The Norwalk Hour

Sandy Hook families sued Alex Jones — then he started moving money around

- By Jonathan O’Connell

Alex Jones was losing in court. Parents of children killed at Sandy Hook Elementary School had sued him and his media company for defamation after he repeatedly claimed the 2012 massacre in Connecticu­t was a hoax. Fans of the Infowars host had harassed and threatened grieving families. By the summer of 2020, two of the lawsuits weren’t going his way.

As the potential for damages mounted, Jones began moving millions of dollars out of his company, Free Speech Systems, and into companies controlled by himself, friends or relatives, according to a Washington Post review of financial statements, deposition­s and other court records. The transfers potentiall­y put those funds out of reach of the Sandy Hook plaintiffs.

Between August 2020 and November 2021, Free Speech Systems signed promissory notes - essentiall­y IOUs - for $55 million to cover what it said were past debts to a company called PQPR Holdings that Jones owns with his parents, according to financial records filed in court by Jones’s attorneys. PQPR, which is managed by Jones’s father, a dentist, had bought tens of millions of dollars in supplement­s for Jones that he then sold on his show, the records say. A lawyer for Free Speech systems has said in court that the debt accrued unnoticed due to sloppy bookkeepin­g.

This year, Jones started paying his personal trainer $100,000 a week to help ship supplement­s and other merchandis­e, a Free Speech Systems attorney said in court. A company managed by Jones’s sister and listed as a “supplier or vendor” was paid $240,000, financial records show.

Courts have awarded the Sandy Hook families nearly $1.5 billion in damages against Jones, including $45.2 million in a Texas case in August and $965 million in a Connecticu­t case two months later. On Nov. 10, the judge in the Connecticu­t case ordered Jones to pay an additional $473 million in punitive damages, including $323 million for legal fees. Jones has said on his show that he plans to appeal.

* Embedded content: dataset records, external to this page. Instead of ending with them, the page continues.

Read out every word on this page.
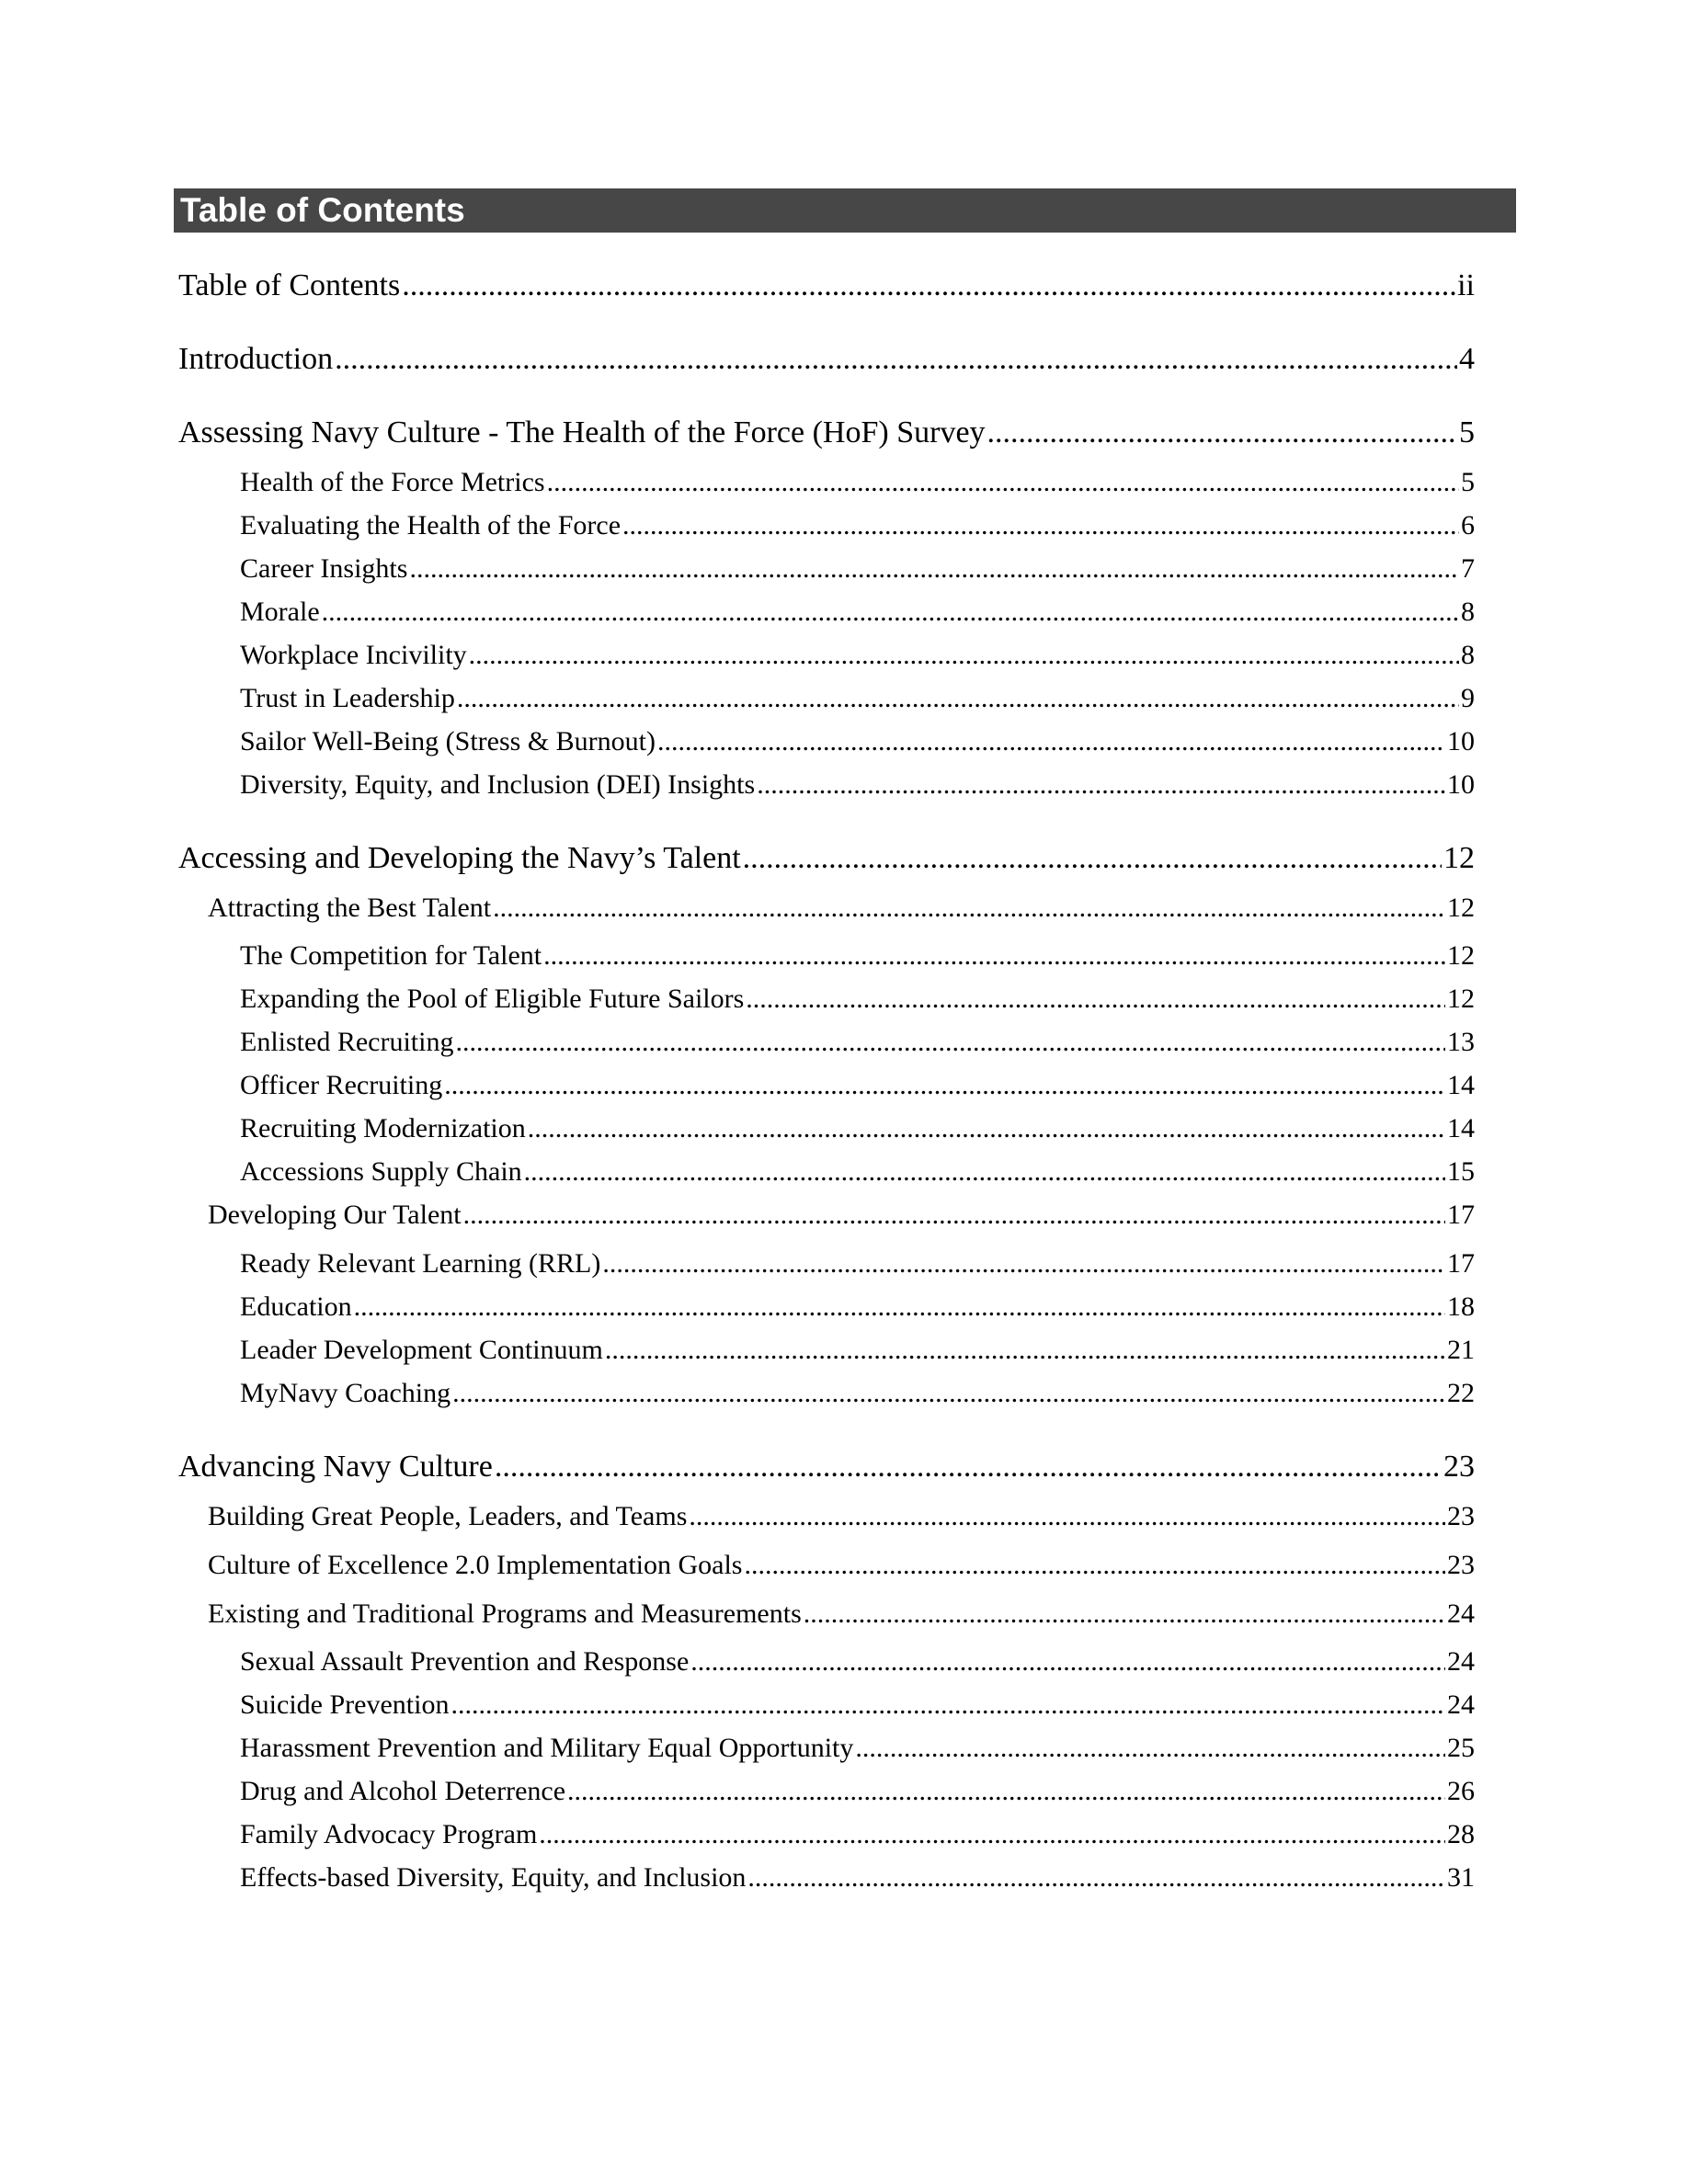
Table of Contents
Table of Contents .....	ii
Introduction .....	4
Assessing Navy Culture - The Health of the Force (HoF) Survey .....	5
Health of the Force Metrics .....	5
Evaluating the Health of the Force .....	6
Career Insights .....	7
Morale .....	8
Workplace Incivility .....	8
Trust in Leadership .....	9
Sailor Well-Being (Stress & Burnout) .....	10
Diversity, Equity, and Inclusion (DEI) Insights .....	10
Accessing and Developing the Navy’s Talent .....	12
Attracting the Best Talent .....	12
The Competition for Talent .....	12
Expanding the Pool of Eligible Future Sailors .....	12
Enlisted Recruiting .....	13
Officer Recruiting .....	14
Recruiting Modernization .....	14
Accessions Supply Chain .....	15
Developing Our Talent .....	17
Ready Relevant Learning (RRL) .....	17
Education .....	18
Leader Development Continuum .....	21
MyNavy Coaching .....	22
Advancing Navy Culture .....	23
Building Great People, Leaders, and Teams .....	23
Culture of Excellence 2.0 Implementation Goals .....	23
Existing and Traditional Programs and Measurements .....	24
Sexual Assault Prevention and Response .....	24
Suicide Prevention .....	24
Harassment Prevention and Military Equal Opportunity .....	25
Drug and Alcohol Deterrence .....	26
Family Advocacy Program .....	28
Effects-based Diversity, Equity, and Inclusion .....	31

The IOUs and other recent transactio­ns helped tip Free Speech Systems into bankruptcy in July, according to Jones’s court filings. An accountant hired by Jones calculated that Free Speech Systems had $79 million in liabilitie­s at the end of May and only $14 million in assets, court records show. As a result, the Sandy Hook families could be left vying with other creditors - including the companies tied to Jones himself to collect.

The bankruptcy court will ultimately determine which creditors are paid and how much. It is examining whether the promissory notes to PQPR and other transactio­ns are legitimate. Attorneys for PQPR have argued in court that it should be paid before unsecured creditors, a category that would include the Sandy Hook plaintiffs.

Attorneys for the Sandy Hook families contend in a separate suit filed in April in Texas state court that PQPR is “not actually an independen­t business” and that Jones has engaged in fraudulent transfers to shield his wealth. They have argued in bankruptcy court that Jones began moving money out of Free Speech Systems only after he began to face legal setbacks in the defamation cases.

“In the middle of this lawsuit, they started documentin­g debts that had no evidence of existing beforehand,” Sandy Hook attorney Avi Berkowitz said in an interview.

A Justice Department trustee whose role in the bankruptcy case is to ensure the integrity of the process also has criticized the agreement to pay PQPR. “We, the U.S. Trustee, we do have concerns with the underlying transactio­n,” attorney Ha Nguyen told the court, according to a transcript. An agency spokeswoma­n declined to comment.

Alex Jones, his personal attorney, and attorneys for Free Speech Systems and PQPR did not respond to requests for comment or to detailed lists of questions from The Post. David Jones, Alex Jones’s father, and an attorney representi­ng him also did not respond to requests for comment.

Jones and his father have said in court proceeding­s that PQPR was created in 2013 for liability protection as Jones got into the supplement business and as his father took on a management role. The accountant hired by Jones told the bankruptcy court that PQPR was a legitimate business that shared responsibi­lity with Jones’s main company for “setting up supply chains, obtaining required government­al certificat­ions, negotiatin­g with vendors, procuring and paying for product, and overhead.”

Raymond Battaglia, a lawyer for Free Speech Systems, has said that as the Infowars brand ballooned, and millions of dollars poured in, the family-run business never adopted “appropriat­e management and accounting controls,” and so it failed to note the debt that had built up to PQPR.

“This is kind of like the garage band that became the boy band overnight, and had his girlfriend running the books, and the head roadie being the business manager,” Battaglia said in August in the bankruptcy case.